Cons? Tinkerers can get caught up in Zeno’s Paradox, each draft moving the story 50% closer to perfection like a turtle trying to reach the other side. Serial Iterators can skimp on quality and not learn because they’re iterating too shallowly. I’ve met Tinkerers who stop sending stuff out because they become too critical or obsessed with the perfection of that One Project. I’ve met Serial Iterators who are writing the same basic shit they wrote 10 years ago with just a few tweaks. For iteration to be successful, you do have to learn something each time.

Smart writers of either side steal from the other. I have learned a lot from Tinkerers. But because I really try to not get lose in rewrite hell, I hope I’ve been able to pass on a few tricks about preparation, structure, and swerving flaws into cool things as you go.

When I wrote 150 short stories at the start of my career, I abandoned over 100 of them to the trunk. I did this by knowing I was interested in iteration and not interested in trying to rescue them. I had an intuitive sense of how long it would take for me in hours, manpower, to try and rescue a story, versus how many it would take to make a new one. That came with practice, trusted readers opinions being compared to my own impressions of the writing, and editorial feedback. But I am very aware of the fact that I’m not a Tinkerer.
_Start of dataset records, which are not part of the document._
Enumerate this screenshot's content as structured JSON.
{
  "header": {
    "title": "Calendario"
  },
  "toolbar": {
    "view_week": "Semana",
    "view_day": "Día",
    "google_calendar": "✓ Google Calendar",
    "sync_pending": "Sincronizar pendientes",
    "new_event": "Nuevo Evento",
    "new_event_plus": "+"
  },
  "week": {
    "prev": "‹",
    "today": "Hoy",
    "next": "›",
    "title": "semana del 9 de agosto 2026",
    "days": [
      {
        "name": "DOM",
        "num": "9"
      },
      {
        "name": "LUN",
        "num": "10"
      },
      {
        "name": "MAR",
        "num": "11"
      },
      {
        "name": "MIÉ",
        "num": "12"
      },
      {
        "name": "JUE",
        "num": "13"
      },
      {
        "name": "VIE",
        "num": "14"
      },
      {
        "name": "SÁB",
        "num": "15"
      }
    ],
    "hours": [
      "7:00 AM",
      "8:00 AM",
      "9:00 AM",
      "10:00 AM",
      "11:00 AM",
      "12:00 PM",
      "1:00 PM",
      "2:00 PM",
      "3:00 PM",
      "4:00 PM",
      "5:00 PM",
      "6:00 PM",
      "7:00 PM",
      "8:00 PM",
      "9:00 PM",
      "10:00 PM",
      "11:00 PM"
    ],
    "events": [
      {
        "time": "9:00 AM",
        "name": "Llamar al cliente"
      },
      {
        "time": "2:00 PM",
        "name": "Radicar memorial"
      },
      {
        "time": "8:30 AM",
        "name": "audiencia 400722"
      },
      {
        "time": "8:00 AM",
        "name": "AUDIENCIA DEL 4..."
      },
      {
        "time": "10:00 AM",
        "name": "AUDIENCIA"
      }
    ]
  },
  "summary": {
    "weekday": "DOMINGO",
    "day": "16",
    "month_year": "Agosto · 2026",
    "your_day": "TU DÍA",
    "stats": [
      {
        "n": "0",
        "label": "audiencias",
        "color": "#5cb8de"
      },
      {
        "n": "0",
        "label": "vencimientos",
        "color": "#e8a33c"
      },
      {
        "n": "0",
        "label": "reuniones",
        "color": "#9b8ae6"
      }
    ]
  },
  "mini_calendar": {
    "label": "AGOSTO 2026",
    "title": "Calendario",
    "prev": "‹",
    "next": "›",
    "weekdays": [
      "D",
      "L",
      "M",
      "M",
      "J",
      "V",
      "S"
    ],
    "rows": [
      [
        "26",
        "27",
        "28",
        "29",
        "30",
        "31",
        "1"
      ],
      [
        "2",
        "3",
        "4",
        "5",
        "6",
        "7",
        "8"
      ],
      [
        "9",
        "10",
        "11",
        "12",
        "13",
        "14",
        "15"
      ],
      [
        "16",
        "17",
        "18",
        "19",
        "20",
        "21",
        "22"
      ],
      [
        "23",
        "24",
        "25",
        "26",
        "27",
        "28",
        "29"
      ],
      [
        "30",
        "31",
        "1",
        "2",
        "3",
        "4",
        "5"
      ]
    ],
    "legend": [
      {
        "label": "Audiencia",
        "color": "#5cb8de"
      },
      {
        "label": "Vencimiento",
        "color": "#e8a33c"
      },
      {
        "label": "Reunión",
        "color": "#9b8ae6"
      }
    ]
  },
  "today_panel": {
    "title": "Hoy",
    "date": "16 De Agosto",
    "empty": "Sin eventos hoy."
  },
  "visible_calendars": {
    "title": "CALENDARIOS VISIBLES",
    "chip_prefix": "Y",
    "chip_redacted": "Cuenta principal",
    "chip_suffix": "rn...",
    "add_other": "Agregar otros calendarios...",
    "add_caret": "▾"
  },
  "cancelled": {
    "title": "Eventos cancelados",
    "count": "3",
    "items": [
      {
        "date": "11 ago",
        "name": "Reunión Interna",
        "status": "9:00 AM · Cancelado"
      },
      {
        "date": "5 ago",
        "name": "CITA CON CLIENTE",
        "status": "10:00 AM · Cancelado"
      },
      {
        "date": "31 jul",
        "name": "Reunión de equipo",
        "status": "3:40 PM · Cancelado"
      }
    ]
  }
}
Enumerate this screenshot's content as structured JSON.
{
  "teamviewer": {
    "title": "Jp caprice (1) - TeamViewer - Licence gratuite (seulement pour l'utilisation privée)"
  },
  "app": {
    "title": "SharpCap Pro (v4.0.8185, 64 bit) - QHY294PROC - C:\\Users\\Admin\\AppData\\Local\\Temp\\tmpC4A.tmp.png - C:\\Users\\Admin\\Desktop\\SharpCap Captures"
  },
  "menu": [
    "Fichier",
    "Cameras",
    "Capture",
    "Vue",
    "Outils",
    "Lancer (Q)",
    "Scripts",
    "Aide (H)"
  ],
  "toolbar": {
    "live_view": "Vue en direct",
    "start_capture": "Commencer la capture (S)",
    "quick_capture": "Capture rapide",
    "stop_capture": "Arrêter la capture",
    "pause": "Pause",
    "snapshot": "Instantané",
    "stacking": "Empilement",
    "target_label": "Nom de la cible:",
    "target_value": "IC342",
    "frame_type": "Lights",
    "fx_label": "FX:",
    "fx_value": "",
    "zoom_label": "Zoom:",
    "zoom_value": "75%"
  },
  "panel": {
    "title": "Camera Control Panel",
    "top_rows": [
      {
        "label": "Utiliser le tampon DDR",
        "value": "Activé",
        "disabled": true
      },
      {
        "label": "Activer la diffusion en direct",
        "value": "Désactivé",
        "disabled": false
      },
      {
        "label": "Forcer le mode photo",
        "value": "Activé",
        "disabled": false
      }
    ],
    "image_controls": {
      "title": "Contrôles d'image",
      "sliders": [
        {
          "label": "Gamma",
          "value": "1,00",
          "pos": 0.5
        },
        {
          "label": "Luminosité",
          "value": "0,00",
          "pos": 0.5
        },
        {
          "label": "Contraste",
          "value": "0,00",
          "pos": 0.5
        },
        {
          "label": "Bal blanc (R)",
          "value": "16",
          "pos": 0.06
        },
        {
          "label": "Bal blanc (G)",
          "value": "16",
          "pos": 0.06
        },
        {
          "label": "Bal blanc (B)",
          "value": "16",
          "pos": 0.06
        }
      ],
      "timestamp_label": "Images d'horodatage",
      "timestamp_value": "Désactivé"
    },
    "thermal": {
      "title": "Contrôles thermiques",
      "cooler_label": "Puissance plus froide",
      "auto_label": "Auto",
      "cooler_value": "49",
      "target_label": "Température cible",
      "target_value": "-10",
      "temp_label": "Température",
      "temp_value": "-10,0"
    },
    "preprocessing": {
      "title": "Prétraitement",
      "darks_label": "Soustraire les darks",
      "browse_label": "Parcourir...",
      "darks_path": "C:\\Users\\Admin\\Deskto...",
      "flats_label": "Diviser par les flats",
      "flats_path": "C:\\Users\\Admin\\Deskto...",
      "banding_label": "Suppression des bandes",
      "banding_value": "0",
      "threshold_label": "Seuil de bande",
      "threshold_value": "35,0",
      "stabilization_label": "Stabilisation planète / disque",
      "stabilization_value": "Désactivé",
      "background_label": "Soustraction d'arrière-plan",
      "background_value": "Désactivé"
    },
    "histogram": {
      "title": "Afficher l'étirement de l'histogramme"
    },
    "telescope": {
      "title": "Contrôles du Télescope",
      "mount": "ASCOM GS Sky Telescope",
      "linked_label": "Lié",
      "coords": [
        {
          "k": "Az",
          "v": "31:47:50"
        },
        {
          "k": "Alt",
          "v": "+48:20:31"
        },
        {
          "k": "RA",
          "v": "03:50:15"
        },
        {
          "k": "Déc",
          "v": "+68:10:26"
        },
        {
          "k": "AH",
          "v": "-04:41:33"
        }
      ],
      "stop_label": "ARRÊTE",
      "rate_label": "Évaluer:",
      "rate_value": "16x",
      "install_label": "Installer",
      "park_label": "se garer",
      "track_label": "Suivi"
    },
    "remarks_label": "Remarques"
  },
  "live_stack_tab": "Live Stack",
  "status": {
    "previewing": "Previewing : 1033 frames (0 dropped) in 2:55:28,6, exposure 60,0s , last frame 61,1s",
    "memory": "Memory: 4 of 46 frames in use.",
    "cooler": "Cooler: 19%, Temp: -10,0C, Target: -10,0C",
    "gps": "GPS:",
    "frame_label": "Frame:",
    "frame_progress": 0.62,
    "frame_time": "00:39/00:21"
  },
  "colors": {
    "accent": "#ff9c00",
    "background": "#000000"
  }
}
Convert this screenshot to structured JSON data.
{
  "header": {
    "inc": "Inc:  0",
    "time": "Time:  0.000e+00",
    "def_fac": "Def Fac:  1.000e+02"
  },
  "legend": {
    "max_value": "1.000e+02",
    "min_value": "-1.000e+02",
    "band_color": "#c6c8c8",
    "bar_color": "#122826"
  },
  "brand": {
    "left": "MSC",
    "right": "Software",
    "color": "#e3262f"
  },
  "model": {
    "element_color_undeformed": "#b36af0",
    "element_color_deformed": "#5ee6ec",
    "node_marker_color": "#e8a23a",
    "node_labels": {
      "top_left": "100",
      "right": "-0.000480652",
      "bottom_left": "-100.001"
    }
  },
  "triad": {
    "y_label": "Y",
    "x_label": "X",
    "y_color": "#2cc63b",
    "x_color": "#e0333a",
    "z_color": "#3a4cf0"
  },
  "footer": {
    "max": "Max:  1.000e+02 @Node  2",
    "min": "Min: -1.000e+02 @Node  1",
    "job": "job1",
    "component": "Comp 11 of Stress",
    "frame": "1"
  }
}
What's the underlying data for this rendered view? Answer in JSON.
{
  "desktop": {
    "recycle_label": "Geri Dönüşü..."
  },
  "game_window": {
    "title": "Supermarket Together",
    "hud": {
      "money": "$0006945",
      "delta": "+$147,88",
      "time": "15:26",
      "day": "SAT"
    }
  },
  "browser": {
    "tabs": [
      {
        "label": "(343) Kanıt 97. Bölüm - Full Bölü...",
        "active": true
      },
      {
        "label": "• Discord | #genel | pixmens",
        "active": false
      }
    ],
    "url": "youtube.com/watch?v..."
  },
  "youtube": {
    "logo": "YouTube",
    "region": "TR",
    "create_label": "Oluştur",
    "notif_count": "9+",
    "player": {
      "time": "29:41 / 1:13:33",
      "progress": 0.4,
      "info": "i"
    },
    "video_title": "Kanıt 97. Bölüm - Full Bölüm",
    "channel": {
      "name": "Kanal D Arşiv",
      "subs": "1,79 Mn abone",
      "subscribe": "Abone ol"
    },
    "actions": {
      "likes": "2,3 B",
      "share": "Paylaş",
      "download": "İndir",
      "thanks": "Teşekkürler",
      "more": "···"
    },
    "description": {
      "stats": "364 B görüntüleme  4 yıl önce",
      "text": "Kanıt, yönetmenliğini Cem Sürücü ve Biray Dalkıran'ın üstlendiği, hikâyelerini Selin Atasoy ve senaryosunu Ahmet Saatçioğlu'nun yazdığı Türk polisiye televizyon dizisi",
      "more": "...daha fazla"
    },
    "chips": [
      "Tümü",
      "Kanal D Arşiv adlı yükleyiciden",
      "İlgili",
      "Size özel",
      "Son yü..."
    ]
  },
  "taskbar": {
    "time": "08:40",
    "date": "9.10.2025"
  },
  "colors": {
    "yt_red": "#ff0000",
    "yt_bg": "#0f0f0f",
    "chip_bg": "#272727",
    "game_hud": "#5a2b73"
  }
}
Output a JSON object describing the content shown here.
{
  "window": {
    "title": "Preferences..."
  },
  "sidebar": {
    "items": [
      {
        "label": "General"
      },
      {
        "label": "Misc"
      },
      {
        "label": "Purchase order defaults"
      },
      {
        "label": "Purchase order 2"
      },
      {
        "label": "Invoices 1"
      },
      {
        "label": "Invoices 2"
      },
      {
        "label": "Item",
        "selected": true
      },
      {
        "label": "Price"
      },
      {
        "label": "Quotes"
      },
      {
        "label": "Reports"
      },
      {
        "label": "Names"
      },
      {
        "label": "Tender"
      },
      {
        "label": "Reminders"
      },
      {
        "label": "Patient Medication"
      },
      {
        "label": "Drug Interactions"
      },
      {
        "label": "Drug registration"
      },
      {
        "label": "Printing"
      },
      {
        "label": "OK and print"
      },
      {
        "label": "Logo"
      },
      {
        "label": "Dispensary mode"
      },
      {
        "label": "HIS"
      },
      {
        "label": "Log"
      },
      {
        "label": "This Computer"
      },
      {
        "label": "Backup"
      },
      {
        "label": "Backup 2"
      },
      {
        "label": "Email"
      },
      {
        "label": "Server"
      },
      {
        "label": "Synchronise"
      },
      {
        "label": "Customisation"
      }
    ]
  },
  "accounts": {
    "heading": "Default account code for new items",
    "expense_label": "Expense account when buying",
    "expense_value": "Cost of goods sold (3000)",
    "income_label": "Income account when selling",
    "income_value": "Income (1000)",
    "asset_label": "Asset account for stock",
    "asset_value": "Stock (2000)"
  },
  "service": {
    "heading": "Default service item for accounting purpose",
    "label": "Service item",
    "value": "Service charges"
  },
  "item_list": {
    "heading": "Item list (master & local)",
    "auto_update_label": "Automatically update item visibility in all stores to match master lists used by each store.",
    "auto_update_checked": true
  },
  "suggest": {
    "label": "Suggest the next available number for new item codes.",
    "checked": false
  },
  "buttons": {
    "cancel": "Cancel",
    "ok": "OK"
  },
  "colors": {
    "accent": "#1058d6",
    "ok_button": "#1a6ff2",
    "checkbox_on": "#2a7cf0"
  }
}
There are a lot of myths about how to Be a Writer. Sometimes we internalize things. For a long time I hated my approach. I thought I was a shitty writer because I preferred to nail a draft, or hit a story on landing (or within a few drafts thereof, I’m not in any way advocating not rewriting or making drafts better, mind you), rather than go back in and sweat over 7 or more drafts until PERFECTION as I was sort of taught by various lovers of literature in my schooling days.

Once I understood my process, I started becoming a lot more honest. I focused harder on iterating, but while also making sure I learned something so that I didn’t iterate shallowly. I abandoned things rapidly that didn’t work as they gave me no joy. I sent things out as quickly as I could to get feedback and I welcomed rejection as part of the process of iteration (telling me whether I’d done well or not).

It’s harder with novels, the feedback cycle is vastly slower and I’ve had to fold in some Tinkerer practices (can’t toss out a whole novel that doesn’t work), but I’ve learned to iterate chapters and scenes and I’ve learned how I work.

So figuring out when to trunk something is intensely personal, and it depends on your approach and style. Figure out your goals, your working system first, then you can create your own rubric for ‘should I submit this just yet or work on it some more.’